Niezwykła jest postawa Jezusa. W całym procesie jest On pełen godności. Jest spokojny, można by rzec: emanuje od niego prawdziwa, spokojna Miłość.

Zawzięty Piłat

Piłat spotyka się z Jezusem. Wchodzi do pretorium i szuka winy Jezusa. Rozpoczyna się przesłuchanie. Jezus został wydany przez Żydów jako złoczyńca. To było Jego winą. Jednak zbyt małą, by skazać Go na śmierć. Piłat zatem musiał coś zrobić. Musi uzupełnić oskarżenie i szukać powodu na liście, by wymierzyć karę wyznaczoną przez Żydów. Stąd też pytanie namiestnika: „Czy Ty jesteś królem Żydowskim?” (J 18,33). Odpowiedź pozytywna wystarczała, by Piłat mógł wydać wyrok śmierci. Finalnie to, że Jezus jest królem, stanie się powodem skazania. Piłat formułuje określenie król żydowski wielokrotnie (J 18,33.39; 19,3.19.21; lub w formie: wasz król w J 19,14-15) i umieszcza jako tytuł winy na krzyżu. Żydzi sprzeciwiając się takiemu sformułowaniu, przypisują je Jezusowi.

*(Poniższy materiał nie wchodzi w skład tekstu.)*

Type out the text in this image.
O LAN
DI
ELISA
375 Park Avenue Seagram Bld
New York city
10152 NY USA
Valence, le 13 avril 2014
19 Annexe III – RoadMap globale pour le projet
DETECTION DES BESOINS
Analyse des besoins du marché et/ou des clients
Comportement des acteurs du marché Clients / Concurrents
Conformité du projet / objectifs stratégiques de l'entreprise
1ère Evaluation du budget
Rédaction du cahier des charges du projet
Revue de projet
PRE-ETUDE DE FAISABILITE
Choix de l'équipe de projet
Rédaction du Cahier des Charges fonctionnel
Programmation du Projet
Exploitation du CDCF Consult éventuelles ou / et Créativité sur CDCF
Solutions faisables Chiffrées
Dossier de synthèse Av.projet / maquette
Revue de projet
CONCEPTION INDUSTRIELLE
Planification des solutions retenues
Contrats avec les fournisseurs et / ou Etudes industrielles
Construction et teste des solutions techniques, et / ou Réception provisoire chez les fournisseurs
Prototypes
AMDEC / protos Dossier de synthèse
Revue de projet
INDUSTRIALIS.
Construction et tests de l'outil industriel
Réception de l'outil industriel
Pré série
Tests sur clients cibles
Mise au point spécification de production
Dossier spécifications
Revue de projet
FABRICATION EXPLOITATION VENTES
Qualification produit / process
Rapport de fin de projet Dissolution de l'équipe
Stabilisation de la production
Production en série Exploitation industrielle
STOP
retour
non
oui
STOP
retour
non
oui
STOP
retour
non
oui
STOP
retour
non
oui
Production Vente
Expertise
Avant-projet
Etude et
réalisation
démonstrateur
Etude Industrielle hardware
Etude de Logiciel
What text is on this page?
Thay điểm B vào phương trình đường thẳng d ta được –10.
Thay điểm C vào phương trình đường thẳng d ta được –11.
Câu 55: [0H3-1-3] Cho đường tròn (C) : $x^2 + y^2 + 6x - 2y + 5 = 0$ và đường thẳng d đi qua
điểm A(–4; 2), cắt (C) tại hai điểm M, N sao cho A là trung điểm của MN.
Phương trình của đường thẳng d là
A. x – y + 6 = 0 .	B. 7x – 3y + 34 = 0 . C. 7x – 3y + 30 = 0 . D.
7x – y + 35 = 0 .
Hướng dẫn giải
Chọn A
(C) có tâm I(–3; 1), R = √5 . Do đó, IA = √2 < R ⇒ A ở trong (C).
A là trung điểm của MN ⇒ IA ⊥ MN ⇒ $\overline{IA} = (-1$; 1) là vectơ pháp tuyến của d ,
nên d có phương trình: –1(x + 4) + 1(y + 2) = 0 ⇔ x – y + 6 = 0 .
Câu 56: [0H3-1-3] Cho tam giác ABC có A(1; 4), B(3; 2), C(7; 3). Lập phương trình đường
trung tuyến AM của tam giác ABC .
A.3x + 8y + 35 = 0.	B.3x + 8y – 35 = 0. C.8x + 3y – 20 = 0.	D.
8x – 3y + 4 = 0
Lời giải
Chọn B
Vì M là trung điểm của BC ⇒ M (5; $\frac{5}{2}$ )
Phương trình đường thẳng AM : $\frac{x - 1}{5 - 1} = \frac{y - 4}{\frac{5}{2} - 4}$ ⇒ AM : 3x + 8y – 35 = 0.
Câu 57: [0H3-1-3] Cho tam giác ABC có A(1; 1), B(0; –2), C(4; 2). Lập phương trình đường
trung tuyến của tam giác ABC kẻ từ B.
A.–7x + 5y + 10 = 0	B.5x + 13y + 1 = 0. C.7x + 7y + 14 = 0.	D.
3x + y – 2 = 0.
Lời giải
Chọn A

Nie wiadomo skąd Piłat wiedział by oskarżyć Jezusa, iż jest królem. Być może sami Żydzi podsunęli mu tę myśl. Być może były to informacje, które już od dawna dochodziły do niego, być może jego urzędnicy, służby bezpieczeństwa donosiły mu o krążących takich opiniach. Piłat wypowiada tę myśl głośno, wielokrotnie powtarza, pyta, a wreszcie wypisuje na tabliczce jako tytuł winy. Jest w tym uparty i zawzięty. Stąd też ze stanowczością stwierdza: „Com napisał, napisałem” (J 19,23).

« 4 5 6 7 8 »
DO POBRANIA: |
oceń artykuł Pobieranie..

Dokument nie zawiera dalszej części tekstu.